Minister of State
- Incumbent
- Assumed office 1998

Member of the Chamber of Representatives (Belgium)
- In office 1971–1995

Senator
- In office 1995–1999

Mayor of Boussu
- In office 1977–2006

Belgian Commissioner General for Expo 2010
- In office 2006–2009

Personal details
- Born: November 24, 1930 Belgium
- Died: November 9, 2018 (aged 87)
- Occupation: Politician, teacher

= Robert Urbain =

Belgian politician (1930–2018)

Robert Urbain (24 November 1930 – 9 November 2018) was a Belgian politician who served as Minister of State from 1998.

==Career==

A certified teacher of secondary education in mathematics and physics, Robert Urbain began his professional career in 1950 as a mathematics teacher in École normale (Normal school) in Mons. In 1958, he joined the provincial administration of Hainaut, where he held various positions until 1971, the year he was elected deputy for the Mons constituency. He held this mandate until 1995, and then served as an elected senator from 1995 to 1999. At the local level, he was mayor of Boussu from 1977 to 2006.

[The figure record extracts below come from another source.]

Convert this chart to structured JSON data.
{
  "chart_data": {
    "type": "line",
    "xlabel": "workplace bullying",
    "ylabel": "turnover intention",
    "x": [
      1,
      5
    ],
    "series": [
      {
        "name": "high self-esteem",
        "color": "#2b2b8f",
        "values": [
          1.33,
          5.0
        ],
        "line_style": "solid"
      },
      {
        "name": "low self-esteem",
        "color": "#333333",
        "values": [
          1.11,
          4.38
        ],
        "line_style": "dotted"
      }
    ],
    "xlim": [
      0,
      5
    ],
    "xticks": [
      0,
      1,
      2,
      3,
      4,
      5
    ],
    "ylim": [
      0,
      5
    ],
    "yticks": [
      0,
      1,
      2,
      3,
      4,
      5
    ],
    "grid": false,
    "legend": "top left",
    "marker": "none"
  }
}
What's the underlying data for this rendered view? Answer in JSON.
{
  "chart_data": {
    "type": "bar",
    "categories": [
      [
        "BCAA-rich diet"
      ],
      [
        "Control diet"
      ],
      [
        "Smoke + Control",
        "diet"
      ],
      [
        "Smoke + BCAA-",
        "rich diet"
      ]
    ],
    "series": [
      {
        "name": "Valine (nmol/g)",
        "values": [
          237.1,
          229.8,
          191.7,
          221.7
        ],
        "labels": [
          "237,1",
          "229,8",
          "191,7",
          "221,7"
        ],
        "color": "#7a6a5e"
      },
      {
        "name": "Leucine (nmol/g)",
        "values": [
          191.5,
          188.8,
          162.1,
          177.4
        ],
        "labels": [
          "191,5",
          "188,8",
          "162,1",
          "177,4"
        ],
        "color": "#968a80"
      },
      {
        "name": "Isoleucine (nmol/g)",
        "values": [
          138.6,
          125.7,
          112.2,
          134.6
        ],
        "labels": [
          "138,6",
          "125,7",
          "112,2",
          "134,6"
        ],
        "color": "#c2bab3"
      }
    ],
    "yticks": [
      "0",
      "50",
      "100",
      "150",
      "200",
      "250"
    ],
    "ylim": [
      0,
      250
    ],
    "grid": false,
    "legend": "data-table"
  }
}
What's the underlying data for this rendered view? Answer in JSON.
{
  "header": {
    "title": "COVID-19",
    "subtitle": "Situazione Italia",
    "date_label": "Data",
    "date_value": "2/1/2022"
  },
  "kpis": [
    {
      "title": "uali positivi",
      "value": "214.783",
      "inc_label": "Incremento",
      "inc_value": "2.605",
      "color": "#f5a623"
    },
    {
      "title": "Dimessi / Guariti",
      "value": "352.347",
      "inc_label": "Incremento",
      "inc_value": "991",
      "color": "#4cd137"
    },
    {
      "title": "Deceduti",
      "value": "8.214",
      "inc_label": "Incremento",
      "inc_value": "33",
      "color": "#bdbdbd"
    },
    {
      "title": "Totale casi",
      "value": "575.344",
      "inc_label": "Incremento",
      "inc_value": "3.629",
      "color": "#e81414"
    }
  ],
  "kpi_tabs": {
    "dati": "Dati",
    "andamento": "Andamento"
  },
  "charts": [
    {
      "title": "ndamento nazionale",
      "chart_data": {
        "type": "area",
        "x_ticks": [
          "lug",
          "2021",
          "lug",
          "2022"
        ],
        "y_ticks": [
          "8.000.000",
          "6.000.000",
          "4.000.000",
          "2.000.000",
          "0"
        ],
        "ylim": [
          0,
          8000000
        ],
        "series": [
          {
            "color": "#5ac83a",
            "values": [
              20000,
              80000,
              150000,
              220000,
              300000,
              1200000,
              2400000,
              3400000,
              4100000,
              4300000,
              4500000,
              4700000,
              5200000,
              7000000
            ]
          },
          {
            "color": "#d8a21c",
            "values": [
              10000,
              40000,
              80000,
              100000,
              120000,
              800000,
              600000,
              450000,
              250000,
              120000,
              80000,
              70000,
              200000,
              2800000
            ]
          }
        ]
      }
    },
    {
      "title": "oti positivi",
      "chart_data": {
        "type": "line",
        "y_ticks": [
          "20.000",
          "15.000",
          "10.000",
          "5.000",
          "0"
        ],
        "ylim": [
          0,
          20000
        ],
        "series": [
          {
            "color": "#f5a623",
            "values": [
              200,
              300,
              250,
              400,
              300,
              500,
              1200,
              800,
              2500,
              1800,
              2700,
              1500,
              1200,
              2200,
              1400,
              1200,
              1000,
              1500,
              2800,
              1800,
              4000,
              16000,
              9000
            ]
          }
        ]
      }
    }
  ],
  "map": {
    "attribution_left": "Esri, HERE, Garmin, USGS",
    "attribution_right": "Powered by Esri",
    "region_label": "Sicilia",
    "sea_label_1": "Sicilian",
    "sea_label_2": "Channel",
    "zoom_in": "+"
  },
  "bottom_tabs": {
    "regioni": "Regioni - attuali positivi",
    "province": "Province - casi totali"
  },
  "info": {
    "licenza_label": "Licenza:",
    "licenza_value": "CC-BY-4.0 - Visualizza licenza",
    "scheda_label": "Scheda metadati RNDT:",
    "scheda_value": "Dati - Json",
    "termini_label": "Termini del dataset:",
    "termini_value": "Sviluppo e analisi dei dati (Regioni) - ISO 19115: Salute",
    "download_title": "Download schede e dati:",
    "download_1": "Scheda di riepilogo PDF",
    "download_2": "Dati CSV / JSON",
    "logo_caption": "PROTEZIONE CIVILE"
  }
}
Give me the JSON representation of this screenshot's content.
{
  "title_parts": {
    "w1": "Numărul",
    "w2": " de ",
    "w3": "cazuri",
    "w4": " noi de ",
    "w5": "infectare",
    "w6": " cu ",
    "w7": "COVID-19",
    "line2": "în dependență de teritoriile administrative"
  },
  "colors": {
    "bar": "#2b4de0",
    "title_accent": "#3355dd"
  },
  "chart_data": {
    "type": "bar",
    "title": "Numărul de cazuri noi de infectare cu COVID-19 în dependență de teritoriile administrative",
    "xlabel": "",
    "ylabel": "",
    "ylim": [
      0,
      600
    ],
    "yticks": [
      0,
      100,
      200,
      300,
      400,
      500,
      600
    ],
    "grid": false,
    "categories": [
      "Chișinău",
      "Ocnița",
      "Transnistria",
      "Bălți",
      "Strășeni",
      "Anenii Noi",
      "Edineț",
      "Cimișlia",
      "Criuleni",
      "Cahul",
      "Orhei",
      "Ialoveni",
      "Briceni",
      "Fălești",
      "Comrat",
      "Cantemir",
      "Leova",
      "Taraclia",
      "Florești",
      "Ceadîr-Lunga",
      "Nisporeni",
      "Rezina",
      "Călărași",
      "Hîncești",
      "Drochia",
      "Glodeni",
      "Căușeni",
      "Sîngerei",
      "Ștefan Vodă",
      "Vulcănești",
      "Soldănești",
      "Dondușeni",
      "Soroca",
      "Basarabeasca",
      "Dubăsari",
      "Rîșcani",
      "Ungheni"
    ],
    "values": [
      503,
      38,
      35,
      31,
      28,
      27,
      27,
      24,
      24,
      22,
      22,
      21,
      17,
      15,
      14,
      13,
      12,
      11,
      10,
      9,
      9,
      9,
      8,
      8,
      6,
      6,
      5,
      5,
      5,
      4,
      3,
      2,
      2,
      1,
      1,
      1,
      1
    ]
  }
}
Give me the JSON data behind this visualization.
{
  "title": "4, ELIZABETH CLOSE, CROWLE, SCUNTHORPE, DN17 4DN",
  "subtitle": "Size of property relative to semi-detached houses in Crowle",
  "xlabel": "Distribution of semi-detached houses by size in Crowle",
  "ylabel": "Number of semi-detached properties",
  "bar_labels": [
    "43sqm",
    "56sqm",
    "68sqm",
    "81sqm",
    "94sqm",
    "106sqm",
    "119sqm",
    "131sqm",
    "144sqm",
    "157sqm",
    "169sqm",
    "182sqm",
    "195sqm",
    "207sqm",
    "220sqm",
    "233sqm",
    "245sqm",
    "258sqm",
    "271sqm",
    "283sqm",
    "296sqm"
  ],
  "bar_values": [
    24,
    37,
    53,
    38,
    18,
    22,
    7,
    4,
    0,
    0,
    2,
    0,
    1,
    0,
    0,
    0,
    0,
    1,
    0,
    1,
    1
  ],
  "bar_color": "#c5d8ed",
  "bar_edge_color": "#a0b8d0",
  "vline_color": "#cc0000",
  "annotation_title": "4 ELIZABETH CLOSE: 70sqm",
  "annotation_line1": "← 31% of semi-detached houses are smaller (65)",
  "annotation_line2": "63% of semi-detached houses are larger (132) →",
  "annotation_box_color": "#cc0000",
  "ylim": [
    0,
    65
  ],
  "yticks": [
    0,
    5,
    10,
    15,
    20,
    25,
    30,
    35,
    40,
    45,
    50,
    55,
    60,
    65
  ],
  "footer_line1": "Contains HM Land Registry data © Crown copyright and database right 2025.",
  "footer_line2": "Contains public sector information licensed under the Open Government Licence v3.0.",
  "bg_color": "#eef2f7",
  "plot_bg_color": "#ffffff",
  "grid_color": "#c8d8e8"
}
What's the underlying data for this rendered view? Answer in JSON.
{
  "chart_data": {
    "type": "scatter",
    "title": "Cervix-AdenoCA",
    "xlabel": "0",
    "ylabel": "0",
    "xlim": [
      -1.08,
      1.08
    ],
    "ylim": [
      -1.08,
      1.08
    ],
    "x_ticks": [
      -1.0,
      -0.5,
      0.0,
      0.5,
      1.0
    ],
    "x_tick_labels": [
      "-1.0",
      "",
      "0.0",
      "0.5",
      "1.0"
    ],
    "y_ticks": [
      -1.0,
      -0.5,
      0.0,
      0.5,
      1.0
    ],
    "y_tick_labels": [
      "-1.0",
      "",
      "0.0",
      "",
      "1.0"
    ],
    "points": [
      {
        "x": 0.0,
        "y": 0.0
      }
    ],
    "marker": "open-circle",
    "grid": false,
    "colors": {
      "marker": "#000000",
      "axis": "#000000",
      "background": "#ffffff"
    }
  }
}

In June 2006, he was appointed Belgian Commissioner General for the 2010 World Expo in Shanghai. In August 2009, he resigned from this position in a tense atmosphere, just as the cornerstone for the Belgian pavilion was about to be laid, and was replaced by his deputy, Leo Delcroix.

In February 2011, in the context of the Arab revolutions in Tunisia, Egypt, and Libya, controversy resurfaced in the press regarding alleged ties between Colonel Gaddafi and the politician from Borinage.